Go back to Sam and Max Hit The Road

Written by: Stoo
Date posted: December 23, 2008

For almost as long as this site has existed, we’ve intended on doing second opinions on each others reviews. The feature has been somewhat under-used though. Largely because in some cases our interests don’t really overlap (and I’m not insisting Rik slog his way through an early 90s RPG). And when they do, as in the case of adventures, sometimes I can’t find a lot more to say other than “yeah I agree.”

So in this case, er, “yeah I agree”. I’d never played Sam and Max before, but I could easily see why so many people love it.

The game is a kind of surreal trip through the tacky roadside attractions of America, visiting the smalltown weirdness between the big cities. So we have the world’s largest ball of twine, a museum of vegetables shaped like people’s faces and… a mysterious vortex inhabited by a burned out ex-hippy of a moleman. The mission meanwhile: to find a missing bigfoot.

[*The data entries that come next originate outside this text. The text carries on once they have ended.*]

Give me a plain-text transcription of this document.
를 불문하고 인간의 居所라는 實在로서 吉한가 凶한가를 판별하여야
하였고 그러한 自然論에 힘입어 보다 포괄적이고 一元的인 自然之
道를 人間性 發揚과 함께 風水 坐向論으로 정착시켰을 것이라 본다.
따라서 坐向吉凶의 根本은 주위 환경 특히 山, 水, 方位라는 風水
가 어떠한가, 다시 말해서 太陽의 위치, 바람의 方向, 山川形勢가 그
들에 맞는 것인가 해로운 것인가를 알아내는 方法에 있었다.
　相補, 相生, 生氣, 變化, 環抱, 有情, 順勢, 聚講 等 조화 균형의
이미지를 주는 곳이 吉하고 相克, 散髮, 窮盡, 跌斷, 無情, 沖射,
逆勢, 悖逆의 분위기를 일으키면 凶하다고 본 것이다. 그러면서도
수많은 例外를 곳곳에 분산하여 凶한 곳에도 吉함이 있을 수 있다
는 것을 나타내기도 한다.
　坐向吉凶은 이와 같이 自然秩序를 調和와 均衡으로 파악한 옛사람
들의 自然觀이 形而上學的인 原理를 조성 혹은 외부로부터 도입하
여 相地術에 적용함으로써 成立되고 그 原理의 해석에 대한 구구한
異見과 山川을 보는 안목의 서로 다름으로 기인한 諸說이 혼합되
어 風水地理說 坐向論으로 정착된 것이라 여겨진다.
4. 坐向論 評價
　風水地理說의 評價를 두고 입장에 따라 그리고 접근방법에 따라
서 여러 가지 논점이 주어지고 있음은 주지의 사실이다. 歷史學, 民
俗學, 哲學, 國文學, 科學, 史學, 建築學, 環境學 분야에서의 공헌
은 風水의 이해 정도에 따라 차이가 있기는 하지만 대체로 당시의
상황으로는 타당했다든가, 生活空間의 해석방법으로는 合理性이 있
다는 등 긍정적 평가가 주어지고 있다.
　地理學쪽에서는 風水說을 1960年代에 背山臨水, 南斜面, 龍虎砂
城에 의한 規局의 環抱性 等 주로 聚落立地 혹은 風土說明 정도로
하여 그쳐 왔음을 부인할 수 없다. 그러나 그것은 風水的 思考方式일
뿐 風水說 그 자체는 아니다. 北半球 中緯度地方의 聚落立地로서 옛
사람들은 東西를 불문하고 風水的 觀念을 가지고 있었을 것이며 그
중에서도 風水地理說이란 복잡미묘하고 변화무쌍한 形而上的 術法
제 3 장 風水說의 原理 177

Your guides to this are a likeable pair, which is essential to a really good adventure. Sam manages an air of casual calm that never falls to what might be the easy path of constant deadpan snarking. Max in turn could have been some kind of awful scrappy-doo esque type, but is actually cute in a sociopathic way. I think what helps is that for all his ferocity he’s not indestructable – both Sam and Max get decked several times by the antagonist’s burly bodyguard. And between them, they certainly get some great lines.

So the game is rarely laugh-out-loud funny, just kind of ridiculous in a cheerful manner. It wants you to come along for the ride and discover something silly along with our heroes. Then enjoy stretching your mind a bit while Max scampers around and pokes gleefully at something sharp and dangerous. It’s that kind of “hey, come have fun!” feel that made Lucasarts games so enjoyable, especially as opposed to other adventures with their bash-your-head puzzles or threat of “you died, restart\reload?”

The level of challenge did feel a bit higher than other Lucas games to me, unless my mind has just been slowed by a long year and winding down for christmas. It’s not crazy-hard though, solutions aren’t stupidly frustrating. Also I like how it’s not one of those games that funnels you from one set-piece to another; you’ll move back and forth between different locations (on your ever-expanding map screen) to put together solutions.

It’s not quite my favourite of the Lucas Stable. The ending felt a bit weak to me – something we could say for a lot of games, but usually not Lucas ones. While the game starts off as a detective story (even a wackily surreal one), then becomes a rescue mission, it ends off as a bit of a random item-hunt, leading to a conclusion that comes out of nowhere.

So Day of the Tentacle – which has a similar flavour of ridiculous – remains my own personal favourite. Still, Sam and Max remains one of the top adventures, and anyone who ever enjoyed the traditional point-and-clickers should have a look if, like me, they missed it first time around. I just hope LucasArts get their acts together and put their games on some sort of digital distribution service, so more of us can buy our own copy of these classics, something I’m sure most people reading this would be willing to do.